Metro Gazetesi adalet bakanı Lord Wolfson’un 10 Downing Street parti skandalları üzerine istifa etmesini öne çıkartıyor. Gazete, olay nedeniyle istifa eden ilk hükümet bakanı Lord Wolfson’dan alıntı yaparak Downing Street’te tekrarlanan kuralları çiğnemeyi ve ceza kanunu ihlallerini ağır bir dille eleştiriyor.
Perşembe günkü gazetelerin çoğu, İngiltere’ye girmeye çalışan göçmen gruplar için Ruanda’da bir açık deniz tesisi kurma konusunda İçişleri Bakanı Priti Patel tarafından açıklanması beklenen planlara öncülük ediyor. The Telegraph “Dönüm noktası niteliğinde bir göçmenlik anlaşması” yorumunu getiriyor ve İçişleri Bakanı Priti Patel’in Ruanda’nın başkenti Kigali’ye uçtuğunu ve anlaşmanın ayrıntılarını daha sonra açıklayacağını vurguluyor.
The Daily Express ise bunun binlerce insanın Manş denizi üzerinde küçük teknelerle “tehlikeli” geçişlerini engellemeye yönelik “radikal bir plan” olduğunu öne sürüyor.

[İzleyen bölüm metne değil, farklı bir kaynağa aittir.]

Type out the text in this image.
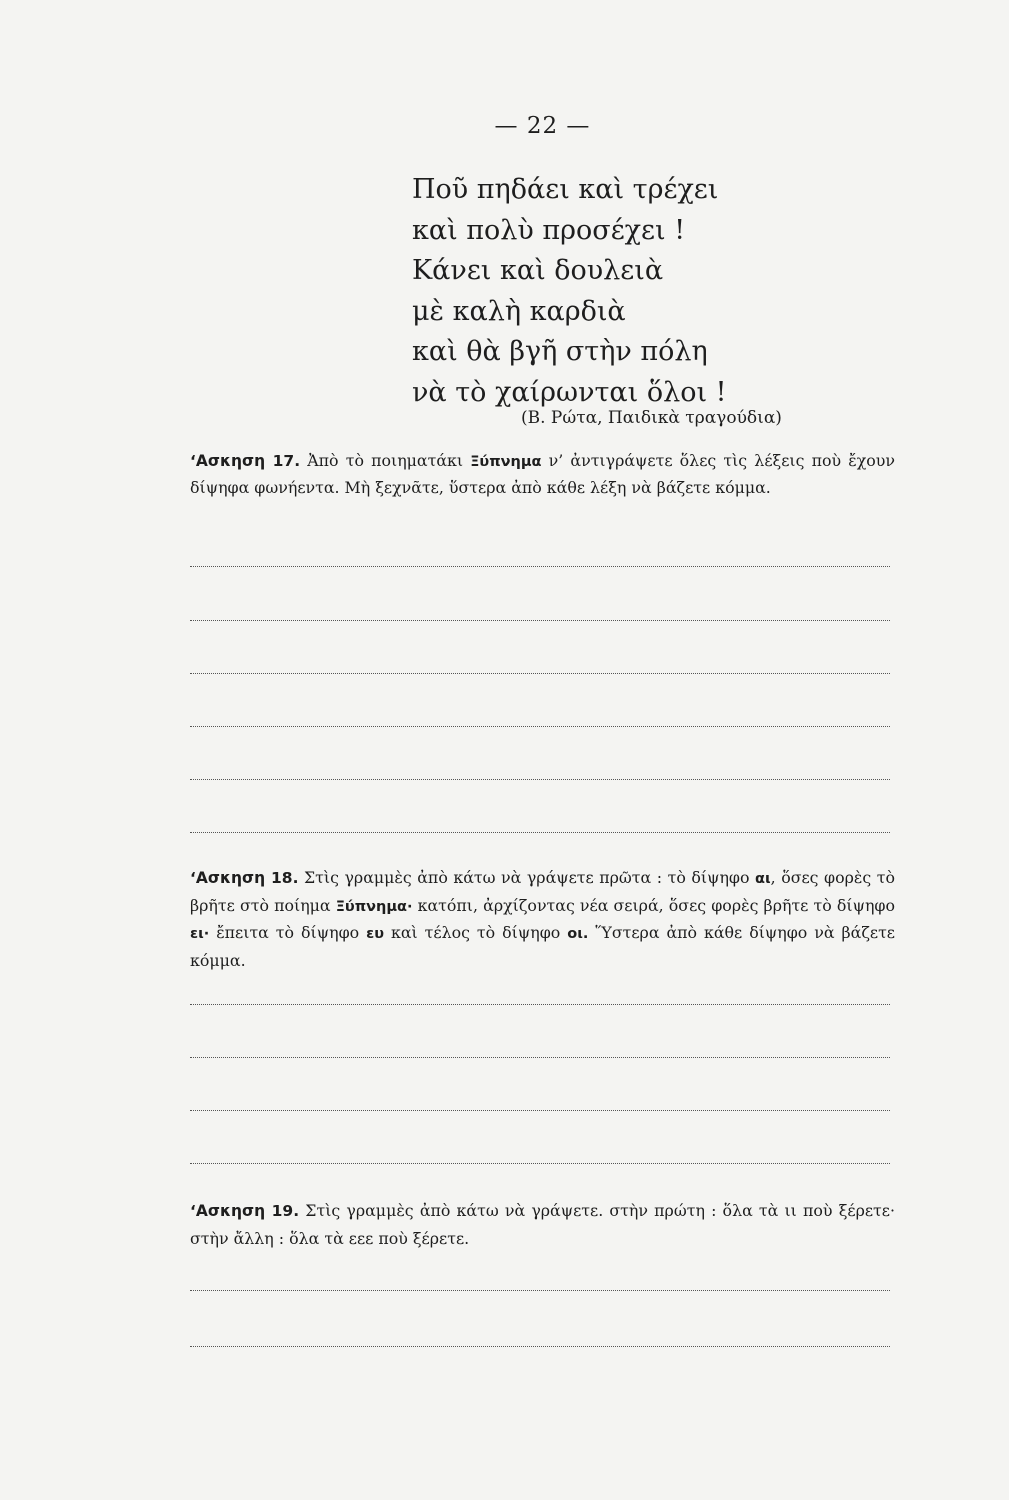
— 22 —
Ποῦ πηδάει καὶ τρέχει
καὶ πολὺ προσέχει !
Κάνει καὶ δουλειὰ
μὲ καλὴ καρδιὰ
καὶ θὰ βγῆ στὴν πόλη
νὰ τὸ χαίρωνται ὅλοι !
(Β. Ρώτα, Παιδικὰ τραγούδια)
‘ Ασκηση 17. Ἀπὸ τὸ ποιηματάκι Ξύπνημα ν’ ἀντιγράψετε ὅλες τὶς λέξεις ποὺ ἔχουν δίψηφα φωνήεντα. Μὴ ξεχνᾶτε, ὕστερα ἀπὸ κάθε λέξη νὰ βάζετε κόμμα.
‘ Ασκηση 18. Στὶς γραμμὲς ἀπὸ κάτω νὰ γράψετε πρῶτα : τὸ δίψηφο αι, ὅσες φορὲς τὸ βρῆτε στὸ ποίημα Ξύπνημα· κατόπι, ἀρχίζοντας νέα σειρά, ὅσες φορὲς βρῆτε τὸ δίψηφο ει· ἔπειτα τὸ δίψηφο ευ καὶ τέλος τὸ δίψηφο οι. Ὕστερα ἀπὸ κάθε δίψηφο νὰ βάζετε κόμμα.
‘ Ασκηση 19. Στὶς γραμμὲς ἀπὸ κάτω νὰ γράψετε. στὴν πρώτη : ὅλα τὰ ιι ποὺ ξέρετε· στὴν ἄλλη : ὅλα τὰ εεε ποὺ ξέρετε.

Anlaşma kapsamında Afrika kıtasının orta bölümünün doğu kısmında yer alan Ruanda hükümetine 120 milyon Sterlinlik başlangıç maliyetini İngiliz vergi mükelleflerinin ödeneceği anlaşılıyor. Indeperdent gazetesi haberine göre, anlaşma Ruanda’nın İngiltere tarafından ilk 120 milyon Sterlin ödendiği şeklinde. Gazete ayrıca, daha önce fikri “distopyacı” ve “insanlık dışı” olarak nitelendiren mülteci kampanyacılarından da alıntı yapıyor.
Daily Mail’in manşeti “Ruanda, Kanal çetelerini parçalamayı planlıyor”. Görüş yorum sütunu, fikri büyük ölçüde memnuniyetle karşılıyor ve insan tacirlerinin “iş modelini kırabileceğini” öne sürüyor. Gazete, “Neden birileri” diye soruyor, “suçlulara hayatlarını riske atmak için İngiltere’den binlerce mil uzakta olan savunmasız bir gemide büyük meblağlar ödesin ki?” Bu plan, “yasadışı gemilerin kontrolünü geri almak” için daha geniş bir planın parçası olacak. Gazete, ayrıca göç haberleri içinde sorunun diğer yönlerine de değiniyor, Kuzey Yorkshire’daki sığınmacılar için yeni bir merkezi ve Manş denizinde devriye gezme sorumluluğunun Savunma Bakanlığı’na verilmesini içerdiğini düşünüyor.
“Partygate” skandalının devam eden yansımaları, Perşembe günkü bazı gazete ön sayfalarında yer alıyor. The Mirror, Downing Street’ten bir kaynaktan alıntı yaparak, Boris Johnson’ın tecrit ihlalleri nedeniyle üç para cezasıyla daha karşı karşıya kalabileceği konusunda uyararak, en kötü günlerin başbakan için hala gelebileceğini hatırlatıyor.
Guardian, milletvekillerinin Salı günü tatilden döndükten sonra başbakanın pozisyonunun “tehdit altına girebileceğini” söylüyor ve bu haftayı “potansiyel fırtına öncesi sessizlik” olarak nitelendiren 10 Downing Street çalışanı bir kaynaktan alıntı yapıyor. Guardian’ın ana haberi sızan haberin “kıdemli bir kaynaktan” geldiğini söylüyor. Ayrıca, Downing Street’in milletvekilleri önümüzdeki hafta tatilden döndüklerinde konuyla ilgili “potansiyel bir fırtına” için kendisini hazırladığını öne sürüyor.
Daily Express, planı “binlerce tehlikeli Kanal geçişini durdurmak için radikal bir plan” olarak adlandırıyor ve dün 600 kişinin Manş denizi üzerinden geçiş yaparak Britanya topraklarına çıktıkları bildiriliyor.Kanalı geçen insan sayısının haftalar içinde günde 1.000’e ulaşabileceği tahmin ediliyor.